Prière dans la douleur
Tu t’acharnes sur moi, Seigneur, comme un bourreau.
As-tu bien soupesé la croix dont tu m’accables ?
Un géant gémirait sous l’effrayant fardeau
Qu’impose à moi, chétif, ton Amour implacable !
Tu me sais lent à croire, inconstant à t’aimer,
Toi qui moulas mon cœur, tu sais comme il frissonne
De peur ou de désir au vent le plus léger,
Et que, farouche, il n’ose espérer en personne.
Et c’est moi que ton bras désigne à la Douleur
Pour qu’elle me garrotte et me ceigne d’épines,
Et me hisse au gibet entre les deux voleurs,
Et copie en ma chair ta Passion divine !
Insondable Sagesse, ah ! quels sont tes desseins ?
Tu choisis pour ton œuvre une bien pauvre argile.
Voilà pourtant des cœurs plus forts, voilà des saints :
Pourquoi leur préférer l’âme la plus fragile ?...
Je ne murmure point ; je tremble... et te bénis.
La palpitation de mon être qui souffre
S’accorde au rythme pur du cantique infini
Qui monte vers ton Nom des cimes et des gouffres.

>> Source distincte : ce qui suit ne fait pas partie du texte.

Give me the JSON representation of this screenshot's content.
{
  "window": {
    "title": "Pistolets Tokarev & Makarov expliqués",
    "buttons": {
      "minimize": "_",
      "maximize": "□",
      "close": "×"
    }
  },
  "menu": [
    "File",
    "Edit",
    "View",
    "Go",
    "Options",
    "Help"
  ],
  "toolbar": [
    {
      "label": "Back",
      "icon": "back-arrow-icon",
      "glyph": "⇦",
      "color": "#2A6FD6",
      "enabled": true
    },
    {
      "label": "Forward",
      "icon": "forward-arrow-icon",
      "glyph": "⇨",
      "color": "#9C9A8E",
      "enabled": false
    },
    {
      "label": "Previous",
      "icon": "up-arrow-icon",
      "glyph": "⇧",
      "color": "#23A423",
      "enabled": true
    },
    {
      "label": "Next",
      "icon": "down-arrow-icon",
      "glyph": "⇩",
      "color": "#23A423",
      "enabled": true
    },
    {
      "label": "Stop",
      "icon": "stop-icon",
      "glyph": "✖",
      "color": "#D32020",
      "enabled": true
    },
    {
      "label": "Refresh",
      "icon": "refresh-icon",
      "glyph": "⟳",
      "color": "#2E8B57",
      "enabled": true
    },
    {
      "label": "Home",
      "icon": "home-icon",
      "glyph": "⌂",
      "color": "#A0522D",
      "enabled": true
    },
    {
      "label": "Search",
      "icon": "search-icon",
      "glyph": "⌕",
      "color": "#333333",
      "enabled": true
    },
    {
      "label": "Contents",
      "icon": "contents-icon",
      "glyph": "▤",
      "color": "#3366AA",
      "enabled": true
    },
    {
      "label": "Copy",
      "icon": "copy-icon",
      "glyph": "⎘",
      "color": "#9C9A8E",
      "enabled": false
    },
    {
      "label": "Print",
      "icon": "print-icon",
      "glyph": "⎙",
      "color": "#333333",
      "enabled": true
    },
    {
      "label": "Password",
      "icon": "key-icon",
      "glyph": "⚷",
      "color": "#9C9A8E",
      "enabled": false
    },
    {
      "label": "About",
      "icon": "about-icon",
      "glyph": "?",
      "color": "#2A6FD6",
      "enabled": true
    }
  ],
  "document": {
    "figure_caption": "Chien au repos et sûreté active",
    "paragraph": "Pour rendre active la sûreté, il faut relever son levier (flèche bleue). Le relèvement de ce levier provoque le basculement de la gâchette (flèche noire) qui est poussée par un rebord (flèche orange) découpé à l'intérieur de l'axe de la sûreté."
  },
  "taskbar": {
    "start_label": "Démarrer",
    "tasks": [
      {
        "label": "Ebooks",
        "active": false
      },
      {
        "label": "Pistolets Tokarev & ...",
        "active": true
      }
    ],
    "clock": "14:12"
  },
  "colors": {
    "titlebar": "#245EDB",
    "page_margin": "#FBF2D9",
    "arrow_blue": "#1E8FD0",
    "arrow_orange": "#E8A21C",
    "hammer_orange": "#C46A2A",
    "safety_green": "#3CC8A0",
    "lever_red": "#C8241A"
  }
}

Tu m’aimes : à l’Amour il me faut adhérer.
J’adore aveuglément ta bonté souveraine.
Je porterai ma croix. Et quand je faiblirai,
Toi-même tu seras mon Simon de Cyrène !
Camille MELLOY.
Recueilli dans Poètes de Jésus-Christ,
poésies rassemblées par André Mabille de Poncheville,
Bruges, Librairie de l’Oeuvre Saint-Charles, 1937.